Hello,
I am having trouble with CMake in a use case that I would have thought to be fairly common. I am not entirely sure what to search for which is why I’m trying the mailing list.
Let’s say I am building a C++ project using CMake, consisting of an executable (A) and a library (B), where A links to B. The way we do this using CMake is straightforward, define targets A and B and link them together, like so (I am skipping source listing for brevity):
add_executable(A)
add_library(B)
target_link_libraries(A PUBLIC B)
This works fine, no problem. Now let’s picture that when expanding on B, I grabbed a thirdyparty library that also uses CMake as a dependency for B. I would prefer to have this thirdparty as part of my build tree so I add it like so:
add_subdirectory(thirdparty/zlib)
add_executable(A)
add_library(B)
target_link_libraries(B PRIVATE zlib)
target_link_libraries(A PUBLIC B)
Again, works fine, no problem. Now, my problem, is if I decided to add another thirdparty library that also depends on the first thirdparty library I added (I’m using DCMTK and zlib as examples here). The way I would like this to work is:
add_subdirectory(thirdparty/dcmtk)
add_subdirectory(thirdparty/zlib)
add_executable(A)
add_library(B)
target_link_libraries(B PRIVATE zlib dcmtk)

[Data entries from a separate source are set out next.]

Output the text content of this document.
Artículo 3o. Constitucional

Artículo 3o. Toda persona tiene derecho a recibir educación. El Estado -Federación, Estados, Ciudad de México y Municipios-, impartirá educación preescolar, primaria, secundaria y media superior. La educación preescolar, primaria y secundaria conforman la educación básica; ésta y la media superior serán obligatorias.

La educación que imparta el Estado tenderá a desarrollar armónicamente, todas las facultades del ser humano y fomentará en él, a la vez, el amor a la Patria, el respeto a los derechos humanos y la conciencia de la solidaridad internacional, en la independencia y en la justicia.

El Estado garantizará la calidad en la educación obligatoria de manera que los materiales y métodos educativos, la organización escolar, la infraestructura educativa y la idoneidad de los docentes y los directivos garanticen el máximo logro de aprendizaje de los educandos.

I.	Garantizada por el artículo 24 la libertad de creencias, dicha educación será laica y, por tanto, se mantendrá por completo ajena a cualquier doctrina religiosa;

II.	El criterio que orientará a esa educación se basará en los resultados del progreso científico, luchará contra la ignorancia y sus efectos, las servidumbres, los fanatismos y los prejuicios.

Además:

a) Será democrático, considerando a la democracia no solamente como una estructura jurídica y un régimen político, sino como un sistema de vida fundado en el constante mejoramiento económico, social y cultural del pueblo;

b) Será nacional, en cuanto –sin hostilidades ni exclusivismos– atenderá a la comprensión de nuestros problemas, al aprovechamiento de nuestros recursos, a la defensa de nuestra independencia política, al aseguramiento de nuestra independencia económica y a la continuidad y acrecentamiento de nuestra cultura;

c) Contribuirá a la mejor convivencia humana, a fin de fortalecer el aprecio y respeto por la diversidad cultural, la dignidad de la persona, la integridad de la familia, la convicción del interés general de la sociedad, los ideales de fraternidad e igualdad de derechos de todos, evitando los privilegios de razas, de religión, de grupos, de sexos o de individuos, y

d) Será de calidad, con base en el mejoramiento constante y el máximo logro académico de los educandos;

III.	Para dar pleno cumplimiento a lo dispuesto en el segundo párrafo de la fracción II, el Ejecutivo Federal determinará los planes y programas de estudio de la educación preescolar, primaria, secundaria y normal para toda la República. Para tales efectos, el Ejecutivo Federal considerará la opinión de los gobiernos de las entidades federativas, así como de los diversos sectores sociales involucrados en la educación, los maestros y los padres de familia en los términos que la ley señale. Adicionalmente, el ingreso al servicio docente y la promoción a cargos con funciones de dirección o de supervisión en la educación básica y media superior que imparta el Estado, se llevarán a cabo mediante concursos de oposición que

target_link_libraries(A PUBLIC B)
Where dcmtk links internally to zlib. The problem I am having is that dcmtk uses find_package to find an installed version of zlib, where as I would like dcmtk to pickup the zlib target from my build tree instead. Is there a way to somehow hint find_package to try to find the targets in the build tree first and then if that fails, fall back to normal find_package behaviour which is search the system for an installed version? Thanks.